You shiver, not out of fear, when his lips brush your neck as he lifts his head again. Amazingly, he releases his hold of you, only to bring his shaking fingers up to your face where they brush at your cheeks, the sensitive flesh beneath your eyes. His smile is sad and it only increases your fear. It's as if he knows something terrible is coming, as if he knows specifically.

"Your make-up is running," he whispers and you see the black smudges on his fingertips.
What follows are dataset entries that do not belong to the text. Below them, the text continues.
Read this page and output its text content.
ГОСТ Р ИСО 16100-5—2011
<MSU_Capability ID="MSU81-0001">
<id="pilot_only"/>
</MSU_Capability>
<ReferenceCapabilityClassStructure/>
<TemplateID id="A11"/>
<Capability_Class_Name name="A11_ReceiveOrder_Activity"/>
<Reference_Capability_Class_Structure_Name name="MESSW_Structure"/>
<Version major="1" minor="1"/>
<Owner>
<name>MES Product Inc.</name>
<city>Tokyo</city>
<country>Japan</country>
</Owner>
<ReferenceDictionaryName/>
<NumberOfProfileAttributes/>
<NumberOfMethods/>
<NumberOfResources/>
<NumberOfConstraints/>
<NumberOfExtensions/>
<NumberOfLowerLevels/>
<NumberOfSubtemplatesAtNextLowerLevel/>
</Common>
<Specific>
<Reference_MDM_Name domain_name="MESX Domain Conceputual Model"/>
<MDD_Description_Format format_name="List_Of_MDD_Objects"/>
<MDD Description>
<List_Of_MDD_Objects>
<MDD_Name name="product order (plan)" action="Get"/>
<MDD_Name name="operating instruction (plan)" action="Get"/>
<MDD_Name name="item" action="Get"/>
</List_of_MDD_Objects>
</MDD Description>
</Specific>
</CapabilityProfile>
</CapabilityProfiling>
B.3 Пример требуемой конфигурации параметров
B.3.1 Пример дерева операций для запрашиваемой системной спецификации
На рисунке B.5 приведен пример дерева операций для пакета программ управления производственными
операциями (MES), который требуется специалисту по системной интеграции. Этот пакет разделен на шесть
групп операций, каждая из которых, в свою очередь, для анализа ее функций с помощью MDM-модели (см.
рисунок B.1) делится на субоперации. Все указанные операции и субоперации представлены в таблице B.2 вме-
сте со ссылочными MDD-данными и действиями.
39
You smile sheepishly and take one of his hands into yours, rubbing at the eyeliner with your long sleeve. When you've done all you can to clean his fingers you pull your sleeve back and lace your fingers with his. Chester's hand is small in yours. You've always marveled at how he's of a slighter, more fragile build than you, but can stand up to just about everything you can't. It doesn't change that fact that he's in your lap now, trembling, body quaking with fear. It does make you uneasy that there's something Chester is afraid of other than spiders, other than when you're not together. But you hold him protectively, determined despite your own horrifying worries to give him what comfort you can. You aren't even thinking about why you're here right now. You're just wondering what you can do to make him feel better.

His face hovering in front of yours, his breath hitting your lips, his body hot against yours, none of this is out of the ordinary or unfamiliar. You have always been close. But somehow when you're feeling like you're in a nightmare or a bad action movie, wondering when this will all be explained and if it will end badly, there's more to it. Chester's quivering pierced lip has always demanded your kiss and you've always given it willingly because it felt right. Friends kissed. Friends touched. Friends felt butterflies in their stomachs when the other was so close. Chester's fingers have always pet affectionately at the soft hair at the nape of your neck. Yours have always clutched him to you tightly, have always exhibited your possessive need to show others that he is your best friend, that he means more to you and you mean more to him, that you matter more than they ever could.

So when a lock clicks, resonating off the steel walls of the room and the blood drains from Chester's face, you know he's mirroring your expression. You know, even though you suddenly feel numb, that the pair of you are clutching tight enough to leave bruises. Chester's breath isn't hitting your face anymore. He isn't trembling. He's freezing in your arms, now.

"Hey Mike," the man says as he enters the room, followed closely by two others.